One of our data models had recently changed, and the old behavior was quite different from the new behavior. Regardless, historical production audits must be supported forever. Even if the data model has changed for performance reasons, that should not cause any issues for audit. Early in development, we'd found the data model change was triggering a failure when trying to render and display the audit history to a user in our old test environments.

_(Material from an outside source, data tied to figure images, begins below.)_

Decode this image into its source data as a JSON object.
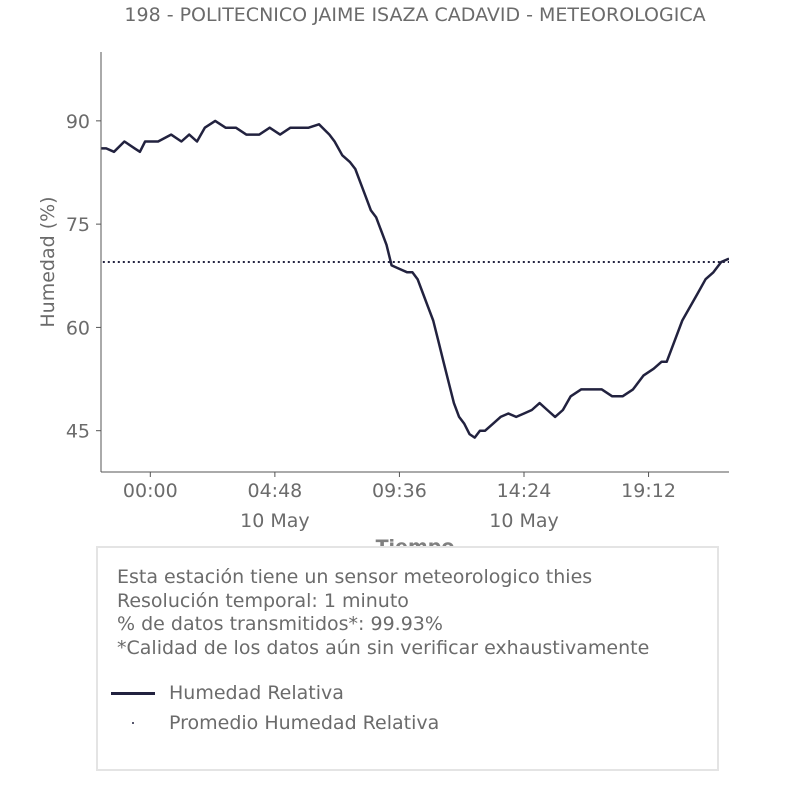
{
  "chart_data": {
    "type": "line",
    "title": "198 - POLITECNICO JAIME ISAZA CADAVID - METEOROLOGICA",
    "xlabel": "Tiempo",
    "ylabel": "Humedad (%)",
    "ylim": [
      39,
      100
    ],
    "xlim": [
      -1.9,
      22.3
    ],
    "y_ticks": [
      45,
      60,
      75,
      90
    ],
    "x_ticks": [
      {
        "x": 0.0,
        "label": "00:00",
        "sublabel": ""
      },
      {
        "x": 4.8,
        "label": "04:48",
        "sublabel": "10 May"
      },
      {
        "x": 9.6,
        "label": "09:36",
        "sublabel": ""
      },
      {
        "x": 14.4,
        "label": "14:24",
        "sublabel": "10 May"
      },
      {
        "x": 19.2,
        "label": "19:12",
        "sublabel": ""
      }
    ],
    "grid": false,
    "series": [
      {
        "name": "Humedad Relativa",
        "color": "#22223f",
        "style": "solid",
        "x": [
          -2.6,
          -2.4,
          -2.0,
          -1.7,
          -1.4,
          -1.0,
          -0.6,
          -0.4,
          -0.2,
          0.3,
          0.8,
          1.2,
          1.5,
          1.8,
          2.1,
          2.5,
          2.9,
          3.3,
          3.7,
          4.2,
          4.6,
          5.0,
          5.4,
          5.8,
          6.1,
          6.5,
          6.9,
          7.1,
          7.4,
          7.7,
          7.9,
          8.1,
          8.3,
          8.5,
          8.7,
          8.9,
          9.1,
          9.3,
          9.6,
          9.9,
          10.1,
          10.3,
          10.5,
          10.7,
          10.9,
          11.1,
          11.3,
          11.5,
          11.7,
          11.9,
          12.1,
          12.3,
          12.5,
          12.7,
          12.9,
          13.2,
          13.5,
          13.8,
          14.1,
          14.4,
          14.7,
          15.0,
          15.3,
          15.6,
          15.9,
          16.2,
          16.6,
          17.0,
          17.4,
          17.8,
          18.2,
          18.6,
          19.0,
          19.4,
          19.7,
          19.9,
          20.2,
          20.5,
          20.8,
          21.1,
          21.4,
          21.7,
          22.0,
          22.3
        ],
        "values": [
          86,
          85,
          86,
          86,
          85.5,
          87,
          86,
          85.5,
          87,
          87,
          88,
          87,
          88,
          87,
          89,
          90,
          89,
          89,
          88,
          88,
          89,
          88,
          89,
          89,
          89,
          89.5,
          88,
          87,
          85,
          84,
          83,
          81,
          79,
          77,
          76,
          74,
          72,
          69,
          68.5,
          68,
          68,
          67,
          65,
          63,
          61,
          58,
          55,
          52,
          49,
          47,
          46,
          44.5,
          44,
          45,
          45,
          46,
          47,
          47.5,
          47,
          47.5,
          48,
          49,
          48,
          47,
          48,
          50,
          51,
          51,
          51,
          50,
          50,
          51,
          53,
          54,
          55,
          55,
          58,
          61,
          63,
          65,
          67,
          68,
          69.5,
          70
        ]
      },
      {
        "name": "Promedio Humedad Relativa",
        "color": "#22223f",
        "style": "dotted",
        "x": [
          -2.6,
          22.3
        ],
        "values": [
          69.5,
          69.5
        ]
      }
    ]
  },
  "info": {
    "lines": [
      "Esta estación tiene un sensor meteorologico thies",
      "Resolución temporal: 1 minuto",
      "% de datos transmitidos*: 99.93%",
      "*Calidad de los datos aún sin verificar exhaustivamente"
    ]
  }
}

Instead of manually parsing thousands of rows of legacy data to reproduce a regression, I instructed an LLM agent to synthesize a localized unit test directly from a raw .audit file containing the failure. This unlocked rapid Red/Green Test-Driven Development (TDD) while allowing me to focus on the E2E reproduction steps. By the time the agent had reproduced the bug in unit testing and was able to specify a root cause, I had an environment configured to perform the end-to-end reproduction and verification of the fix. This allowed me to fulfill my job of delivering demonstrably working code.


Trust but Verify: You Are the Arbiter

Your LLM electromagnet found the needle. It reproduced the trace, it wrote the failing test, it proposed the root cause. But none of that is a given. You have to set the magnet up properly and know how to adjust its power. Turn it on full blast and it will collect all sorts of stuff you weren't expecting, burning a lot of electricity doing it. And even when it's tuned right, the magnet doesn't make decisions. You're the one who pries the needle off, takes a look at it, and decides what to do with it.